2)      Em caso de resposta afirmativa à primeira questão:

A interpretação e aplicação, descritas na primeira questão, de uma disposição nacional como o § 14, n.° 1, […] ponto 3, da TzBfG, nas circunstâncias descritas na primeira questão, [violam] igualmente o artigo 5.°, n.° 1, do acordo‑quadro [CTT] [em anexo à Diretiva 1999/70], quando o legislador nacional, através de uma disposição como o § 21, n.° 1, [da Lei do subsídio e da licença parentais (conforme alterada)] — que regula as razões objetivas para a substituição de trabalhadores que justificam a celebração de contratos de trabalho a termo —, prossegue o objetivo de política social de facilitar a concessão pelos empregadores e o gozo pelos trabalhadores de licenças especiais, por exemplo, por motivos de proteção da maternidade ou de assistência a filhos?»

 Quanto às questões prejudiciais

 Quanto à primeira questão

21      Com a sua primeira questão, o órgão jurisdicional de reenvio pergunta, no essencial, se a necessidade temporária de pessoal de substituição prevista por uma regulamentação nacional, tal como a que está em causa no processo principal, pode constituir uma razão objetiva na aceção do artigo 5.°, n.° 1, alínea a), do acordo‑quadro CTT, se se verificar igualmente que essa necessidade de pessoal de substituição é, na realidade, permanente ou recorrente e puder igualmente ser assegurada pelo recrutamento de um trabalhador em regime de contrato sem termo; pergunta ainda se, na apreciação da questão de saber se a renovação dos contratos ou das relações de trabalho a termo é justificada por razões objetivas referidas por esse artigo, há que tomar em conta o número e a duração cumulativa dos contratos ou das relações de trabalho desse tipo concluídos no passado com o mesmo empregador.

22      O Land sustenta que a substituição temporária de um trabalhador se baseia em razões objetivas referidas no artigo 5.°, n.° 1, alínea a), do acordo‑quadro CTT. A ausência temporária do trabalhador a substituir implicará uma necessidade transitória de contratar mais um trabalhador, que só será necessário durante o período em que falta mão de obra.
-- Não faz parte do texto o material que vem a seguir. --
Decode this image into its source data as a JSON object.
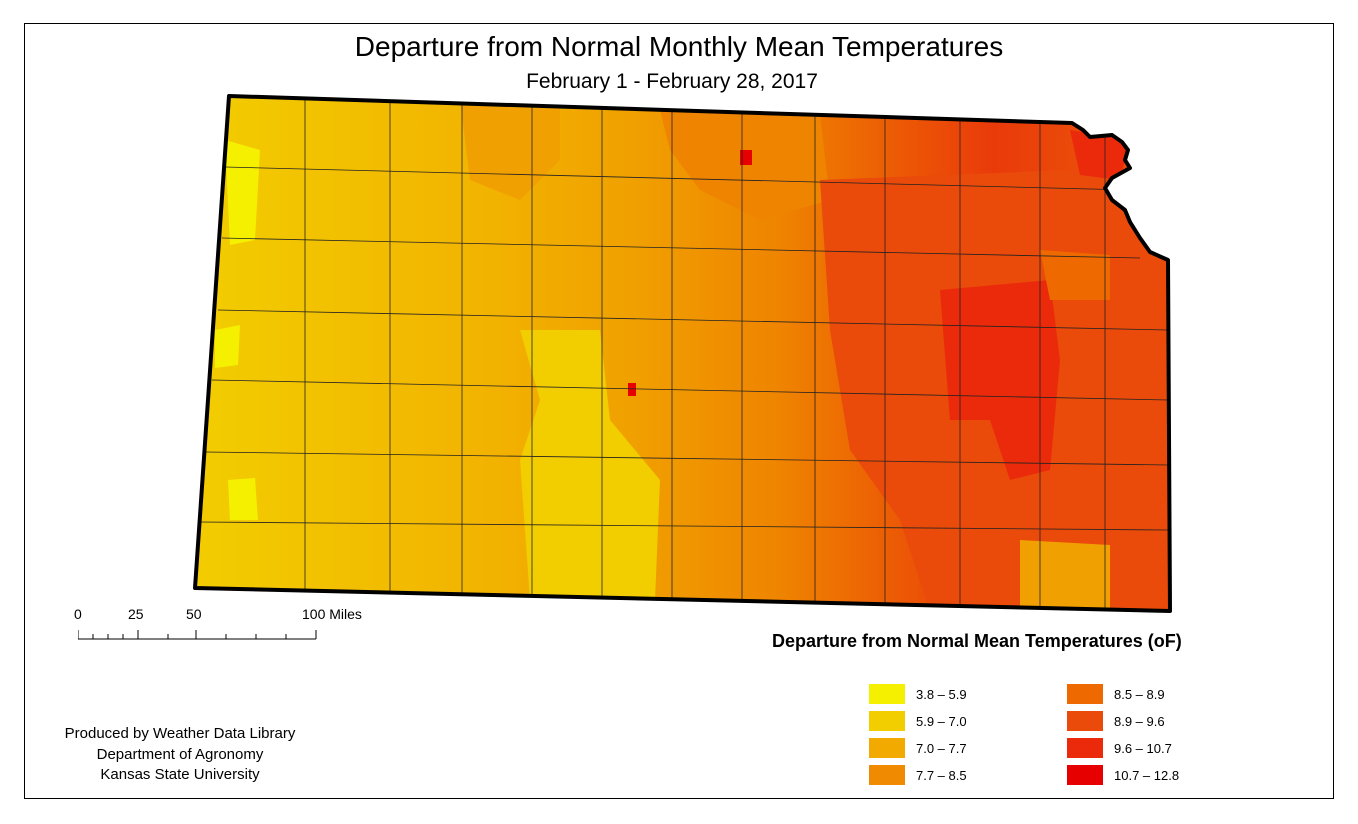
{
  "title": "Departure from Normal Monthly Mean Temperatures",
  "subtitle": "February 1 - February 28, 2017",
  "scale_bar": {
    "labels": [
      "0",
      "25",
      "50",
      "100 Miles"
    ]
  },
  "legend": {
    "title": "Departure from Normal Mean Temperatures (oF)",
    "items": [
      {
        "label": "3.8 – 5.9",
        "color": "#f5f000"
      },
      {
        "label": "5.9 – 7.0",
        "color": "#f2cd00"
      },
      {
        "label": "7.0 – 7.7",
        "color": "#f2aa00"
      },
      {
        "label": "7.7 – 8.5",
        "color": "#f08a00"
      },
      {
        "label": "8.5 – 8.9",
        "color": "#ee6a00"
      },
      {
        "label": "8.9 – 9.6",
        "color": "#ea4a0a"
      },
      {
        "label": "9.6 – 10.7",
        "color": "#ea2a0a"
      },
      {
        "label": "10.7 – 12.8",
        "color": "#e60000"
      }
    ]
  },
  "credits": {
    "line1": "Produced by Weather Data Library",
    "line2": "Department of Agronomy",
    "line3": "Kansas State University"
  },
  "map": {
    "region": "Kansas",
    "color_scale": [
      "#f5f000",
      "#f2cd00",
      "#f2aa00",
      "#f08a00",
      "#ee6a00",
      "#ea4a0a",
      "#ea2a0a",
      "#e60000"
    ]
  }
}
A existência de uma necessidade permanente de uma certa amplitude de pessoal de substituição não pode, segundo o Land, implicar a invalidade de um contrato a termo por motivo de substituição, nos termos do disposto no § 14, n.° 1, ponto 3, da TzBfG. Com efeito, importa verificar a razão objetiva invocada em cada caso concreto de substituição e não excluir os casos de substituições permanentes, frequentes e repetidas. Se a validade de um determinado contrato de trabalho a termo dependesse disso, o empregador seria obrigado a constituir uma reserva permanente de pessoal, o que só seria realizável em grandes empresas. Segundo o Land, a liberdade de gestão do empregador deve ser preservada, devendo este decidir da oportunidade e das modalidades de recurso a tal reserva para fazer face a uma necessidade recorrente de pessoal de substituição.
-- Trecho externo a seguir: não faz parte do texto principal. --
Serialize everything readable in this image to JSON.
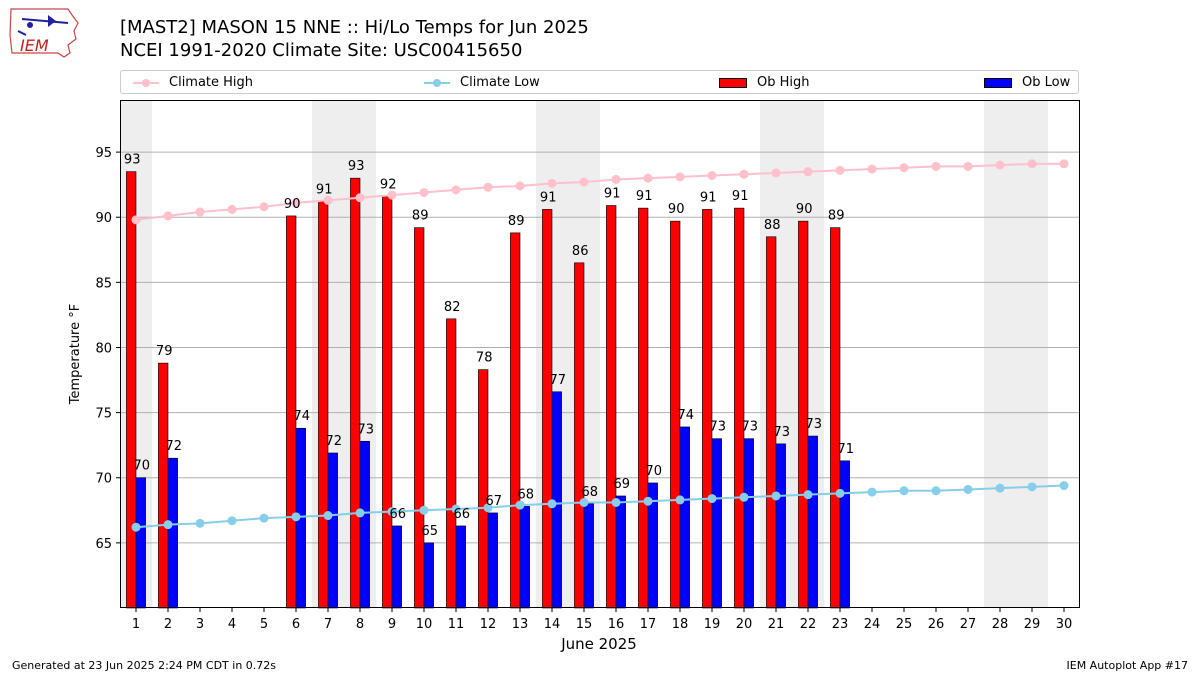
{
  "header": {
    "title_line1": "[MAST2] MASON 15 NNE :: Hi/Lo Temps for Jun 2025",
    "title_line2": "NCEI 1991-2020 Climate Site: USC00415650"
  },
  "logo": {
    "text": "IEM",
    "icon": "iem-iowa-logo"
  },
  "footer": {
    "left": "Generated at 23 Jun 2025 2:24 PM CDT in 0.72s",
    "right": "IEM Autoplot App #17"
  },
  "colors": {
    "ob_high": "#ff0000",
    "ob_low": "#0000ff",
    "climate_high": "#ffc0cb",
    "climate_low": "#87ceeb",
    "weekend_shade": "#eeeeee",
    "grid": "#b0b0b0"
  },
  "chart_data": {
    "type": "bar",
    "xlabel": "June 2025",
    "ylabel": "Temperature °F",
    "ylim": [
      60,
      99
    ],
    "yticks": [
      65,
      70,
      75,
      80,
      85,
      90,
      95
    ],
    "grid": "horizontal",
    "legend_position": "top",
    "categories": [
      1,
      2,
      3,
      4,
      5,
      6,
      7,
      8,
      9,
      10,
      11,
      12,
      13,
      14,
      15,
      16,
      17,
      18,
      19,
      20,
      21,
      22,
      23,
      24,
      25,
      26,
      27,
      28,
      29,
      30
    ],
    "shaded_days": [
      1,
      7,
      8,
      14,
      15,
      21,
      22,
      28,
      29
    ],
    "series": [
      {
        "name": "Climate High",
        "kind": "line",
        "values": [
          89.8,
          90.1,
          90.4,
          90.6,
          90.8,
          91.1,
          91.3,
          91.5,
          91.7,
          91.9,
          92.1,
          92.3,
          92.4,
          92.6,
          92.7,
          92.9,
          93.0,
          93.1,
          93.2,
          93.3,
          93.4,
          93.5,
          93.6,
          93.7,
          93.8,
          93.9,
          93.9,
          94.0,
          94.1,
          94.1
        ]
      },
      {
        "name": "Climate Low",
        "kind": "line",
        "values": [
          66.2,
          66.4,
          66.5,
          66.7,
          66.9,
          67.0,
          67.1,
          67.3,
          67.4,
          67.5,
          67.6,
          67.7,
          67.9,
          68.0,
          68.1,
          68.1,
          68.2,
          68.3,
          68.4,
          68.5,
          68.6,
          68.7,
          68.8,
          68.9,
          69.0,
          69.0,
          69.1,
          69.2,
          69.3,
          69.4
        ]
      },
      {
        "name": "Ob High",
        "kind": "bar",
        "values": [
          93.5,
          78.8,
          null,
          null,
          null,
          90.1,
          91.2,
          93.0,
          91.6,
          89.2,
          82.2,
          78.3,
          88.8,
          90.6,
          86.5,
          90.9,
          90.7,
          89.7,
          90.6,
          90.7,
          88.5,
          89.7,
          89.2,
          null,
          null,
          null,
          null,
          null,
          null,
          null
        ],
        "labels": [
          "93",
          "79",
          "",
          "",
          "",
          "90",
          "91",
          "93",
          "92",
          "89",
          "82",
          "78",
          "89",
          "91",
          "86",
          "91",
          "91",
          "90",
          "91",
          "91",
          "88",
          "90",
          "89",
          "",
          "",
          "",
          "",
          "",
          "",
          ""
        ]
      },
      {
        "name": "Ob Low",
        "kind": "bar",
        "values": [
          70.0,
          71.5,
          null,
          null,
          null,
          73.8,
          71.9,
          72.8,
          66.3,
          65.0,
          66.3,
          67.3,
          67.8,
          76.6,
          68.0,
          68.6,
          69.6,
          73.9,
          73.0,
          73.0,
          72.6,
          73.2,
          71.3,
          null,
          null,
          null,
          null,
          null,
          null,
          null
        ],
        "labels": [
          "70",
          "72",
          "",
          "",
          "",
          "74",
          "72",
          "73",
          "66",
          "65",
          "66",
          "67",
          "68",
          "77",
          "68",
          "69",
          "70",
          "74",
          "73",
          "73",
          "73",
          "73",
          "71",
          "",
          "",
          "",
          "",
          "",
          "",
          ""
        ]
      }
    ]
  }
}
23      Os Governos alemão e polaco invocam igualmente a margem de apreciação de que gozam os empregadores por força do acordo‑quadro CTT e sustentam que o direito da União permite justificar um contrato de trabalho a termo para efeitos de substituição em caso de necessidade recorrente de pessoal de substituição. Essa situação distingue‑se claramente da «necessidade permanente e durável», uma vez que os impedimentos dos trabalhadores substituídos são limitados no tempo. Estes últimos gozam do direito de voltar ao seu posto de trabalho, direito que o empregador será obrigado a respeitar.

24      A recorrente no processo principal não apresentou observações escritas.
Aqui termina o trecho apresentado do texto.